When I first started taking firearms more seriously I can’t tell yall how intimidating manipulating an AR15 was. Though its a relativity simple gun once you are familiar with it, but initially all the buttons confused me, it felt unwieldy, and I was pretty uncomfortable having the gun in my hand. Forget trying to shoot the thing- how do I hold even hold it!? It felt much the same with pistols. You watch Hollywood movies your whole life and think that you will just walk up to the firing line and know what to do, then when you get there its like those Oregon folks who have have to pump gas on their own for the first time in their life. Looks straight forward (it is) but its scary at first when your’e not familiar with what you are holding.

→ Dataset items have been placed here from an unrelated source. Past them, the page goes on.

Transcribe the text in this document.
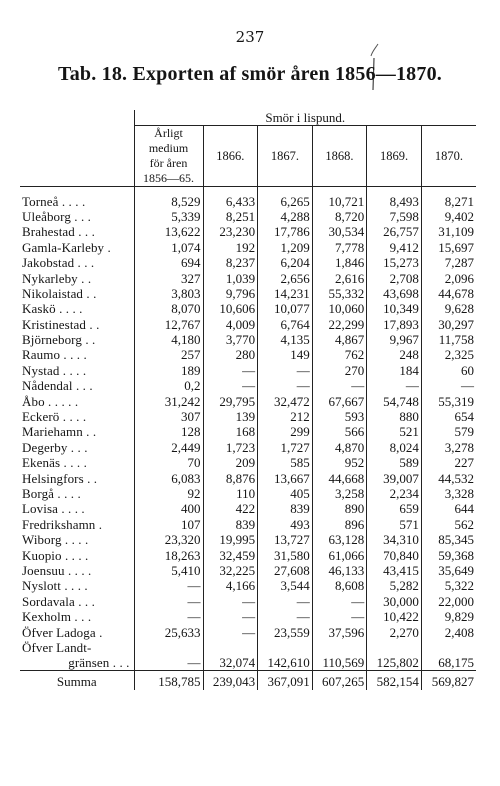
237
Tab. 18. Exporten af smör åren 1856—1870.
	Smör i lispund.					

	Årligt
medium
för åren
1856—65.	1866.	1867.	1868.	1869.	1870.
Torneå . . . .	8,529	6,433	6,265	10,721	8,493	8,271
Uleåborg . . .	5,339	8,251	4,288	8,720	7,598	9,402
Brahestad . . .	13,622	23,230	17,786	30,534	26,757	31,109
Gamla-Karleby .	1,074	192	1,209	7,778	9,412	15,697
Jakobstad . . .	694	8,237	6,204	1,846	15,273	7,287
Nykarleby . .	327	1,039	2,656	2,616	2,708	2,096
Nikolaistad . .	3,803	9,796	14,231	55,332	43,698	44,678
Kaskö . . . .	8,070	10,606	10,077	10,060	10,349	9,628
Kristinestad . .	12,767	4,009	6,764	22,299	17,893	30,297
Björneborg . .	4,180	3,770	4,135	4,867	9,967	11,758
Raumo . . . .	257	280	149	762	248	2,325
Nystad . . . .	189	—	—	270	184	60
Nådendal . . .	0,2	—	—	—	—	—
Åbo . . . . .	31,242	29,795	32,472	67,667	54,748	55,319
Eckerö . . . .	307	139	212	593	880	654
Mariehamn . .	128	168	299	566	521	579
Degerby . . .	2,449	1,723	1,727	4,870	8,024	3,278
Ekenäs . . . .	70	209	585	952	589	227
Helsingfors . .	6,083	8,876	13,667	44,668	39,007	44,532
Borgå . . . .	92	110	405	3,258	2,234	3,328
Lovisa . . . .	400	422	839	890	659	644
Fredrikshamn .	107	839	493	896	571	562
Wiborg . . . .	23,320	19,995	13,727	63,128	34,310	85,345
Kuopio . . . .	18,263	32,459	31,580	61,066	70,840	59,368
Joensuu . . . .	5,410	32,225	27,608	46,133	43,415	35,649
Nyslott . . . .	—	4,166	3,544	8,608	5,282	5,322
Sordavala . . .	—	—	—	—	30,000	22,000
Kexholm . . .	—	—	—	—	10,422	9,829
Öfver Ladoga .	25,633	—	23,559	37,596	2,270	2,408

Öfver Landt-
gränsen . . .	—	32,074	142,610	110,569	125,802	68,175
Summa	158,785	239,043	367,091	607,265	582,154	569,827
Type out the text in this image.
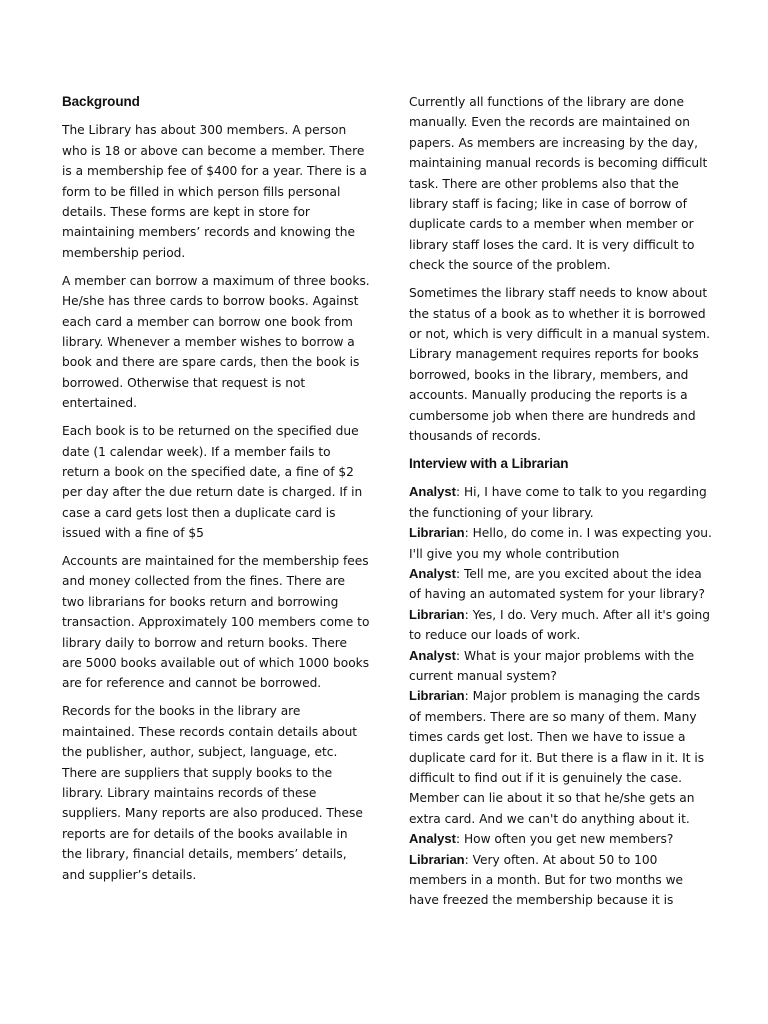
Background

The Library has about 300 members. A person who is 18 or above can become a member. There is a membership fee of $400 for a year. There is a form to be filled in which person fills personal details. These forms are kept in store for maintaining members’ records and knowing the membership period.

A member can borrow a maximum of three books. He/she has three cards to borrow books. Against each card a member can borrow one book from library. Whenever a member wishes to borrow a book and there are spare cards, then the book is borrowed. Otherwise that request is not entertained.

Each book is to be returned on the specified due date (1 calendar week). If a member fails to return a book on the specified date, a fine of $2 per day after the due return date is charged. If in case a card gets lost then a duplicate card is issued with a fine of $5

Accounts are maintained for the membership fees and money collected from the fines. There are two librarians for books return and borrowing transaction. Approximately 100 members come to library daily to borrow and return books. There are 5000 books available out of which 1000 books are for reference and cannot be borrowed.

Records for the books in the library are maintained. These records contain details about the publisher, author, subject, language, etc. There are suppliers that supply books to the library. Library maintains records of these suppliers. Many reports are also produced. These reports are for details of the books available in the library, financial details, members’ details, and supplier’s details.

Currently all functions of the library are done manually. Even the records are maintained on papers. As members are increasing by the day, maintaining manual records is becoming difficult task. There are other problems also that the library staff is facing; like in case of borrow of duplicate cards to a member when member or library staff loses the card. It is very difficult to check the source of the problem.

Sometimes the library staff needs to know about the status of a book as to whether it is borrowed or not, which is very difficult in a manual system. Library management requires reports for books borrowed, books in the library, members, and accounts. Manually producing the reports is a cumbersome job when there are hundreds and thousands of records.

Interview with a Librarian
Analyst: Hi, I have come to talk to you regarding the functioning of your library.
Librarian: Hello, do come in. I was expecting you. I'll give you my whole contribution
Analyst: Tell me, are you excited about the idea of having an automated system for your library?
Librarian: Yes, I do. Very much. After all it's going to reduce our loads of work.
Analyst: What is your major problems with the current manual system?
Librarian: Major problem is managing the cards of members. There are so many of them. Many times cards get lost. Then we have to issue a duplicate card for it. But there is a flaw in it. It is difficult to find out if it is genuinely the case. Member can lie about it so that he/she gets an extra card. And we can't do anything about it.
Analyst: How often you get new members?
Librarian: Very often. At about 50 to 100 members in a month. But for two months we have freezed the membership because it is
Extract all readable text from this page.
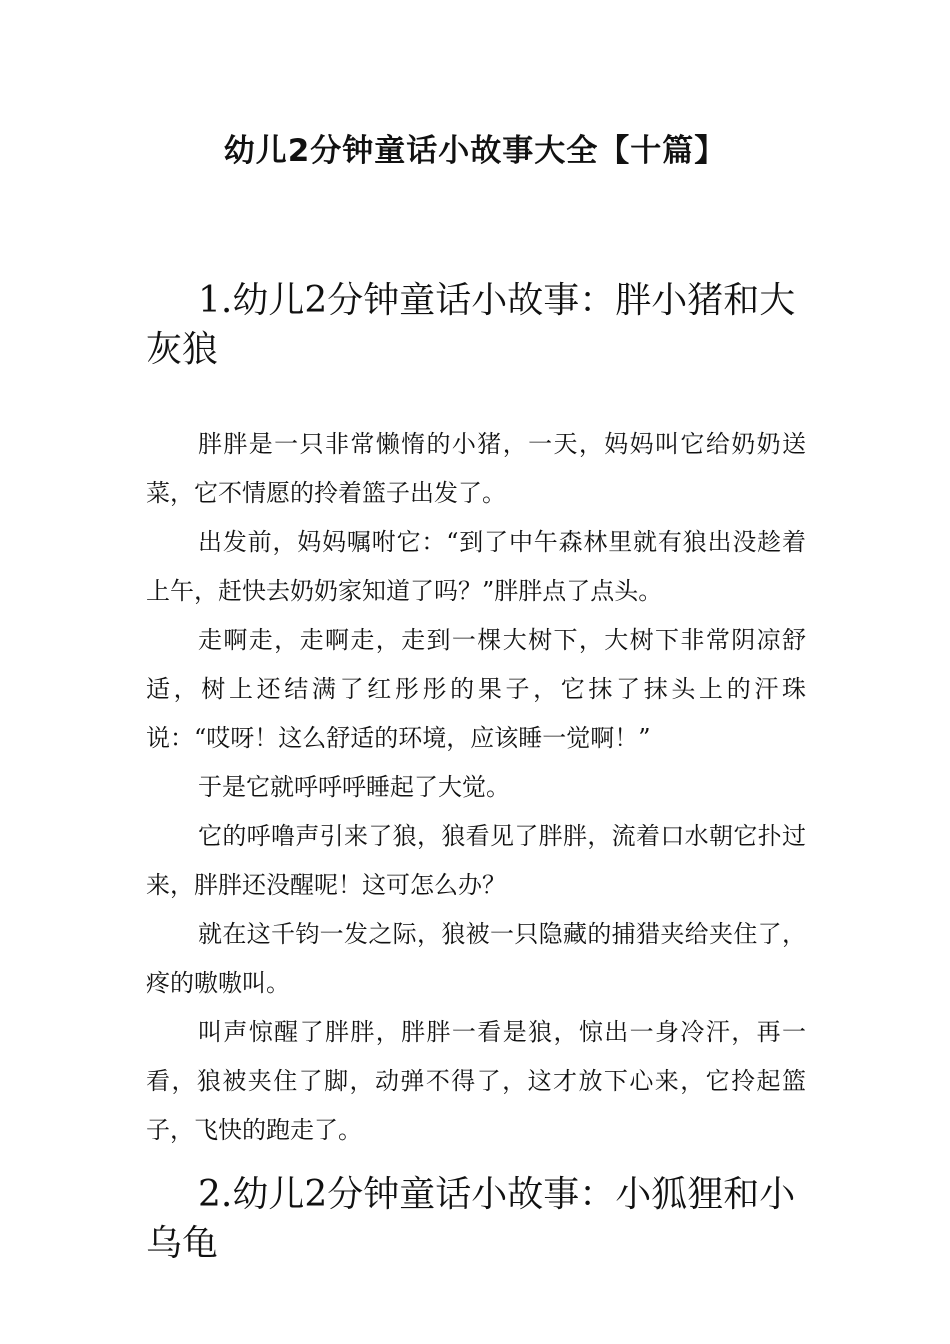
幼儿2分钟童话小故事大全【十篇】
1.幼儿2分钟童话小故事：胖小猪和大灰狼

胖胖是一只非常懒惰的小猪，一天，妈妈叫它给奶奶送菜，它不情愿的拎着篮子出发了。

出发前，妈妈嘱咐它：“到了中午森林里就有狼出没趁着上午，赶快去奶奶家知道了吗？”胖胖点了点头。

走啊走，走啊走，走到一棵大树下，大树下非常阴凉舒适，树上还结满了红彤彤的果子，它抹了抹头上的汗珠说：“哎呀！这么舒适的环境，应该睡一觉啊！”

于是它就呼呼呼睡起了大觉。

它的呼噜声引来了狼，狼看见了胖胖，流着口水朝它扑过来，胖胖还没醒呢！这可怎么办？

就在这千钧一发之际，狼被一只隐藏的捕猎夹给夹住了，疼的嗷嗷叫。

叫声惊醒了胖胖，胖胖一看是狼，惊出一身冷汗，再一看，狼被夹住了脚，动弹不得了，这才放下心来，它拎起篮子，飞快的跑走了。

2.幼儿2分钟童话小故事：小狐狸和小乌龟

When I tried to zero my rifle for the first time I went to the range real early to increase the probability that no one else would be there. I put my target at 100 yards because I wanted to have a 100 yard zero and someone on the internet said that was a good zero to have. It took me something like 80 shots and over an hour before I gave up. I left defeated when another person pulled up to the range. I didn’t zero my rifle that day, never even hit the gigantic target I set up- just wasted a bunch of money and time. I had watched folks on youtube do it in less than 10 minutes and very few shots. Needless to say I was both frustrated and embarrassed. My ego was pretty bruised. Luckily I was alone and no one was witness to my continual failure, but I also didn’t have anyone around to tell me that putting your target at 100 yards before getting hits on paper would almost guarantee failure. I also didn’t have a spotting scope, so even if I hit the target I wouldn’t have been able to tell where without walking down the range. Bullets don’t actually leave gigantic holes in everything like Hollywood would have you think. I couldn’t really tell where I was missing either because I closed my eyes instinctively every time I felt the recoil. I’m positive that I was turning the turrets on my sites the wrong direction. I was also standing up when shooting, which means that I didn’t have a stable platform and it was anyone’s guess where the next shot would land. I was the opposite of bad ass.
I share that story because a lot of yall are in the same boat when you start. I see it all the time in the firearms basics workshop I’ve done over the last couple of years. People see the gun as intimidating and confusing, there is apprehension to shooting the gun even when people travel over an hour to the range just to learn to do that very task. Doing it in front of other people adds to the pressure and discomfort. A lot of people emotionally experience the opposite of what they expected. Unfortunately a bunch of people stop there because of the discomfort, or they get a little bit better at the basics but don’t want to continue with that feeling, which is required if you to push your skill level higher. There are shit tons of people out there that have only taken a concealed carry certification course and don’t develop any further than that. I think that’s because, at least in part, folks don’t want to face the reality that they suck and would rather fantasize about their capabilities. Are you really safer because you carry a gun with you but have no idea how to use it, especially under pressure? Probably not.
I want to encourage yall to push against that reaction and stay in the pocket. The truth is, almost no one at the range is paying attention to you or cares about how you are performing. That’s the case at most competition matches as well. People want you to be safe with the gun and other than that, they are mostly paying attention to their own shit. I’ve heard it said, “Unless you’re really hot or super good, nobody is watching you.” Don’t let being unfamiliar with something take you out of the game. Everyone, EVERYONE, starts at the beginning just like you and slowly increased their skills. Maybe it takes you longer than other folks because you don’t have the time, the energy, the easy access to a range, the money, or knowledgeable friends to teach you. That’s OK too! Take your time, embrace the discomfort, and learn the skill over the long term. Its a skill worth learning and prioritizing as much as possible. No body gets good without putting the work in, I think the idea that people are “naturals” is a myth and you shouldn’t compare yourself to that standard. If your pace is slower than others for a variety of reasons, don’t beat yourself up over it, just stay the course. Ultimately, it could save your life or the lives of people in your community. It increases your autonomy and decreases your dependence on “authorities” to keep you safe. So suck away, just don’t give up!
PS: DONT SUCK at being safe with the gun! That’s one thing you can’t fail on, whatever skill level you are.